Censorship vs. Copyright Laws

 

A 1998 FEDERAL LAW meant to combat digital piracy is increasingly being used to challenge free speech online. 

Free-speech advocates worry that the Digital Millennium Copyright Act effectively gives powerful copyright holders the

ability to push parodies, criticisms and unpopular viewpoints to the fringes or off the internet.

In one recent case, the search engine Google removed links to a Norwegian site that criticizes the Church of Scientology

 International after the organization complained of copyright violations.

 By law, Internet services like Google have no obligation to actively monitor and police their networks for copyright violations. 
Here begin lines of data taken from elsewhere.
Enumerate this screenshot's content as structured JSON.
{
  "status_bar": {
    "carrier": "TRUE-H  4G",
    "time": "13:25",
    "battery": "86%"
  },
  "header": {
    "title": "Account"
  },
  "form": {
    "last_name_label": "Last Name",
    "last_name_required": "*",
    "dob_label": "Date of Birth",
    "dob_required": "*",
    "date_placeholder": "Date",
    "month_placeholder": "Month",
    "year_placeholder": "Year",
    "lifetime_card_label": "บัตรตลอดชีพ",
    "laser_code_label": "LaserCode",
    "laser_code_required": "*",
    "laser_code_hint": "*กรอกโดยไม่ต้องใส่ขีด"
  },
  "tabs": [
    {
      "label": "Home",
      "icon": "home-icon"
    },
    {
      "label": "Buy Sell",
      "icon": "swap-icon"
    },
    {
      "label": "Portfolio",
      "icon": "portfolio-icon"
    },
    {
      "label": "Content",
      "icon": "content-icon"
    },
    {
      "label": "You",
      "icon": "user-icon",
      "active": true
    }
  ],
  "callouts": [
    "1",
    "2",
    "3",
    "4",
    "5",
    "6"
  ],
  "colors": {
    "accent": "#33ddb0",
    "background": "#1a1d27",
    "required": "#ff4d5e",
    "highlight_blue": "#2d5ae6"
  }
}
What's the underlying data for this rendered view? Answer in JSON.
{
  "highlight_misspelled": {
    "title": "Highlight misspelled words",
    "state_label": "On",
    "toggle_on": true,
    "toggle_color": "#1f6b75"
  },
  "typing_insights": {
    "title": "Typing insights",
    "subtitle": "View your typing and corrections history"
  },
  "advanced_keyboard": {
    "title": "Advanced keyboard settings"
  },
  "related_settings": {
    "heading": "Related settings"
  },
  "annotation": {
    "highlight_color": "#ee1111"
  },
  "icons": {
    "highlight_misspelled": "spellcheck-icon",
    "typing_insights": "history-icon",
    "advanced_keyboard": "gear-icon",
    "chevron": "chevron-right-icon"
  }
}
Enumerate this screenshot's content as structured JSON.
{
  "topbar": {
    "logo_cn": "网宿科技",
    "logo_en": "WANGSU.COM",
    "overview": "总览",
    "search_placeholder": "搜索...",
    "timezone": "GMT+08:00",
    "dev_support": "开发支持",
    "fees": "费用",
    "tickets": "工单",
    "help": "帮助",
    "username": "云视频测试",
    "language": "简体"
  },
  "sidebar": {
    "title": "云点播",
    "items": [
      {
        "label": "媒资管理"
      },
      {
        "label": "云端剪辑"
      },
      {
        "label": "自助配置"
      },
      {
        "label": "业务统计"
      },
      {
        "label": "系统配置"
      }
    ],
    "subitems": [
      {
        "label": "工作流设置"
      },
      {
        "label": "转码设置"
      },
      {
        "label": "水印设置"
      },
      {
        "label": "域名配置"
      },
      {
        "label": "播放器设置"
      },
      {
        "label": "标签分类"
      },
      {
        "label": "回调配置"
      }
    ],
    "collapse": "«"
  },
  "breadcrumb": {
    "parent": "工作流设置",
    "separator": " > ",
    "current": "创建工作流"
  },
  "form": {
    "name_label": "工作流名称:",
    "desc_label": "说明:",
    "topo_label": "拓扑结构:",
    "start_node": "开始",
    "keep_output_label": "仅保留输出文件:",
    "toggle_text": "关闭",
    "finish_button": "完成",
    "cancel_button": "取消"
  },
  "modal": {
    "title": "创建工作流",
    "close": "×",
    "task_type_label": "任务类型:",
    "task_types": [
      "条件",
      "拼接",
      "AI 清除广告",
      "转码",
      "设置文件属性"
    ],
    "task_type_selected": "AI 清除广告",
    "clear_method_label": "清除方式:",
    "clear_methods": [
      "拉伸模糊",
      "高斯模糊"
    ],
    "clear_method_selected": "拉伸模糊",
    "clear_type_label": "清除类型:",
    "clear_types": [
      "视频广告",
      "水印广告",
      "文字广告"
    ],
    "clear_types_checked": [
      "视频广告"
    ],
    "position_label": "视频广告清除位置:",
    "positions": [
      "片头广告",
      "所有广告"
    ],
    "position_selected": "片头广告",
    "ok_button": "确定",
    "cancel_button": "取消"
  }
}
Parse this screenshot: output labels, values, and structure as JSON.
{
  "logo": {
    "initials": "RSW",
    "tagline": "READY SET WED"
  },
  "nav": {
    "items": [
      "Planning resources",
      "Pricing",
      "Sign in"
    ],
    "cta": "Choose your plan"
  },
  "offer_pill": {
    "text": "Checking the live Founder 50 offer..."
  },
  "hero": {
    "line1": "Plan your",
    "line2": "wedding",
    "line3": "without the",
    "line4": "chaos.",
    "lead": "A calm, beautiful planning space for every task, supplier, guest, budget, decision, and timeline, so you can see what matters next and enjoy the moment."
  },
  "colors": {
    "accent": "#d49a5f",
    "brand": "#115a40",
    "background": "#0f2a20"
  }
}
But they must promptly take down any items upon notice from a copyright holder - or lose immunity protection from copyright

lawsuits.


After the dispute became public, Google restored a link to the criticism site's home page but not inner links where

criticisms and excerpts appear.  Concerns remain that others may get the idea that they, too, could use the law to silence critics.

Already, rival search engine Ask Jeeves saw a jump in removal requests "from virtually zero to getting a few" in recent weeks.
It is a challenge to maintain credibility when you can not engage in censorship, but must also comply" with the law.


Even if silencing critics is not the intent, free- speech proponents believe that censorship happens because of the pressure

service providers receive to remove materials and links.  In a scramble over liability, companies remove such material before

having it determined as "fair use" by a court of law.   And because requests are growing, these removals tend to become

permanent because it takes knowledge, time and money to fight against this kind of censorship.

People who are engaging in what you might describe as parody and fair use need to be willing to defend their rights, and that's expensive.  Private individuals are usually not always willing to do that.


Most of the complaints about the 1998 copyright law have instead been over a separate section that makes it a crime to defeat

copy-protection mechanisms. That provision has prompted free-speech concerns as well, with researchers

saying they can't publicize flaws in encryption programs.

Movie studios have cited the immunity clause when targeting service providers whose customers trade movies over file-sharing networks, while publishers have stopped books scanned and posted online. News organizations have gone

after their articles posted on other Web sites.

The copyright holder may never intend to follow through with a lawsuit, but many pressure service providers anyhow.

Why wouldn't they?  It doesn't cost you to try.